Tom Brokaw to Retire from NBC News

Tom Brokaw
(Image credit: Photo by Mike Coppola/Getty Images)

NEW YORK—Tom Brokaw, 80, has announced that he will retire from NBC News, where he has spent the last 55 years covering the news as an anchor and correspondent.

Brokaw’s career began on KTIV in Sioux City, Iowa, with subsequent stops at KMTV in Omaha, Neb., and WSB-TV in Atlanta before he joined NBC News in 1966 in its Los Angeles Bureau, where he would cover Ronald Reagan’s first run for public office, the assassination of Robert F. Kennedy and the 1968 presidential campaign.

In 1973, Brokaw became NBC News’ White House correspondent during Watergate. He stopped being a correspondent in 1976 to co-host “Today.” Then in 1983, he became the anchor and managing editor of “NBC Nightly News With Tom Brokaw,” a role he held for 22 years. During his time at NBC News he also served as a moderator on “Meet the Press.”

Highlights from Brokaw’s career as a journalist include being the first American journalist to interview Mikhail Gorbachev, and he was the only American reporting from Berlin the night the Berlin wall came down; he received The Order of Merit from the German government as a result of his coverage.
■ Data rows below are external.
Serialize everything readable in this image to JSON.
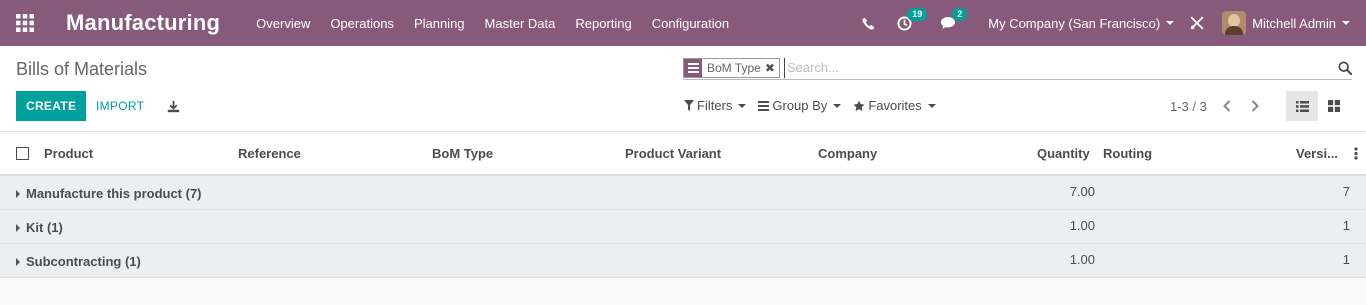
{
  "navbar": {
    "app_name": "Manufacturing",
    "menu": [
      "Overview",
      "Operations",
      "Planning",
      "Master Data",
      "Reporting",
      "Configuration"
    ],
    "activity_count": "19",
    "message_count": "2",
    "company": "My Company (San Francisco)",
    "user": "Mitchell Admin",
    "icons": [
      "apps-grid-icon",
      "phone-icon",
      "clock-icon",
      "chat-icon",
      "tools-icon"
    ]
  },
  "control_panel": {
    "title": "Bills of Materials",
    "facet_label": "BoM Type",
    "search_placeholder": "Search...",
    "create_label": "CREATE",
    "import_label": "IMPORT",
    "filters_label": "Filters",
    "groupby_label": "Group By",
    "favorites_label": "Favorites",
    "pager": "1-3 / 3"
  },
  "list": {
    "columns": [
      "Product",
      "Reference",
      "BoM Type",
      "Product Variant",
      "Company",
      "Quantity",
      "Routing",
      "Versi..."
    ],
    "groups": [
      {
        "name": "Manufacture this product (7)",
        "quantity": "7.00",
        "version": "7"
      },
      {
        "name": "Kit (1)",
        "quantity": "1.00",
        "version": "1"
      },
      {
        "name": "Subcontracting (1)",
        "quantity": "1.00",
        "version": "1"
      }
    ]
  },
  "colors": {
    "navbar": "#875a7b",
    "primary": "#00a09d",
    "group_row": "#eceff1"
  }
}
Brokaw received many other honors during his career, including Emmys, Peabodys, Duponts, The Edward R. Murrow Award for Lifetime Achievement in Broadcasting, a Legion of Honor from the French government and the Medal of Freedom from President Barack Obama in 2014.

“During one of the most complex and consequential eras in American history, a new generation of NBC News journalists, producers and technicians is providing America with timely, insightful and critically important information, 24/7. I could not be more proud of them,” Brokaw said in a press release from NBC News.

Many on Twitter have shared their appreciation for Brokaw’s decades sharing the news with American audiences. Among them were NBC News Capitol Hill correspondent Kasie Hunt:

As well as NBC News national political correspondent Steve Kornacki: 

Per NBC News, Brokaw will continue with print journalism, authoring books and writing articles in addition to spending more time with his wife, three daughters and grandchildren.